While Traditional SDIRAs relieve some financial burden more immediately by allowing tax-deferred contributions, taxes will still be collected upon distribution. For some people, this may not be the ideal situation as it’s harder to predict where you’ll stand financially when the time to retire does come. Not only that, Traditional SDIRAs have a required minimum distribution once a certain age is reached. On the opposite end of things, Roth SDIRAs take taxes out when the contributions are made, and then they are distributed tax free. Roth SDIRAs also do not have a required minimum distribution age, which is a good way to generate familial wealth.


If you are looking to open a Roth SDIRA but you are already investing in a Traditional SDIRA, you can execute a Roth conversion without having to start a new account and start over. This technique helps you maximize your retirement investment earnings by converting assets from a traditional IRA to a Roth IRA. This way you can take advantage of the tax advantages a Roth IRA has. The rules and regulations behind conversions are still fairly open, so there are a lot of different ways to achieve whatever it is you’re looking to do. If you are considering a Roth conversion, it is important to make sure that you evaluate all the different factors that go into it so that you can confirm that making the conversion is what is best for you. Some of those factors might be the taxes, or other costs, and the duration of time that you’ll be investing your money.

With a traditional IRA, your yearly contributions are tax deductible now, but you will have to pay income tax on all distributions later on. You will also be required to take a yearly distribution once you reach age 72. With a Roth IRA, you have to pay income tax on your contributions now, but aren’t subject to a tax on withdrawals once you reach age 59 ½. While you aren’t required to take a yearly distribution for a Roth IRA, you still have to leave your funds in your account for at least five years before taking any distributions to avoid penalty, even if you’ve reached the 59 ½ mark. Depending on your income level now and what you expect your income level at retirement to be, a Roth conversion could make sense for you. Below are guidelines to help you decide if you should convert your traditional IRA funds to a Roth IRA.


The IRS recently lifted the income cap on Roth conversions, so even high income earners can convert their assets into a Roth. However, just because you can convert doesn’t mean you should. Because you will be taxed on any converted funds coming out of your traditional IRA and won’t be taxed later on distributions from a Roth, it generally makes more sense to convert if you are in a lower tax bracket now than what you expect to be at retirement. If you are in your peak earning years, the taxes you pay on your conversion will be higher than the taxes you would owe at retirement when you start your traditional IRA distributions. If you think you’ll be in the same tax bracket at retirement as you are now but think congress will raise the income tax by the time you reach retirement, it also may make sense to convert to a Roth now.

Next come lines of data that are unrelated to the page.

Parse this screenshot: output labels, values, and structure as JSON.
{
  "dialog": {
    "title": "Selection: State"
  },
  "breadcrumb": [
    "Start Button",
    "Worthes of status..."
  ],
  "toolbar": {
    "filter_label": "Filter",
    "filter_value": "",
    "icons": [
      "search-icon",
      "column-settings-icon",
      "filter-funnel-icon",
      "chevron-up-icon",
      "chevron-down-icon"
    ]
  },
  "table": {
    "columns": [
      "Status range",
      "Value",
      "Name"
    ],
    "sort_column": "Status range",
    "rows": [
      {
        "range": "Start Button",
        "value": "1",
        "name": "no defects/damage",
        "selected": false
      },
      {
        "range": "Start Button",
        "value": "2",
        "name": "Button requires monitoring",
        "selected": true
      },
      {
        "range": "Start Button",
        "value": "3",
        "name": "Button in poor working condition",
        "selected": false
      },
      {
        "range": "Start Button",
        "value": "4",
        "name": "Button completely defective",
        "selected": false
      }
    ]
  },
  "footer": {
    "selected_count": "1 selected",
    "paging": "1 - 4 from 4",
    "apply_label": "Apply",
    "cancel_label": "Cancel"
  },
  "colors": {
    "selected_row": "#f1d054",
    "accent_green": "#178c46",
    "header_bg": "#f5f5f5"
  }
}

As explained above, one reason to convert is to save on taxes. Another reason why someone would want to convert is if they were planning on entrusting the IRA to children or grandchildren upon death. This way, the inheritors wouldn’t owe taxes on the funds and could withdraw any time as long as the account met the five year requirement.


1. The deadline for converting your traditional IRA to a Roth IRA is December 31st. Don’t confuse this with the deadline to contribute to a Roth IRA, April 15th.

2. If you need to take a minimum required distribution the year you convert, you must take the distribution before you move any funds.

3. If you are younger than 59 ½ and use IRA funds to pay for the conversion tax, you will be subject to a 10% fee. It is suggested that you use another source to pay for the tax to avoid unnecessary penalty.

4. Even though you may qualify for a Roth conversion, there are still income restrictions on direct contributions to the account.

5. There are no restrictions on how much you can convert or how many times you can convert. If you are going to be in a lower tax bracket for a few years, you can make a conversion each year that doesn’t bump you up to the next tax bracket and save even more on taxes with this method.

6. Any post-tax funds in your IRA aren’t eligible for conversion.

Converting IRA funds to a Roth IRA may be beneficial to you in the long run, but it is recommended that you talk with your financial advisor about your individual situation before making any final decisions.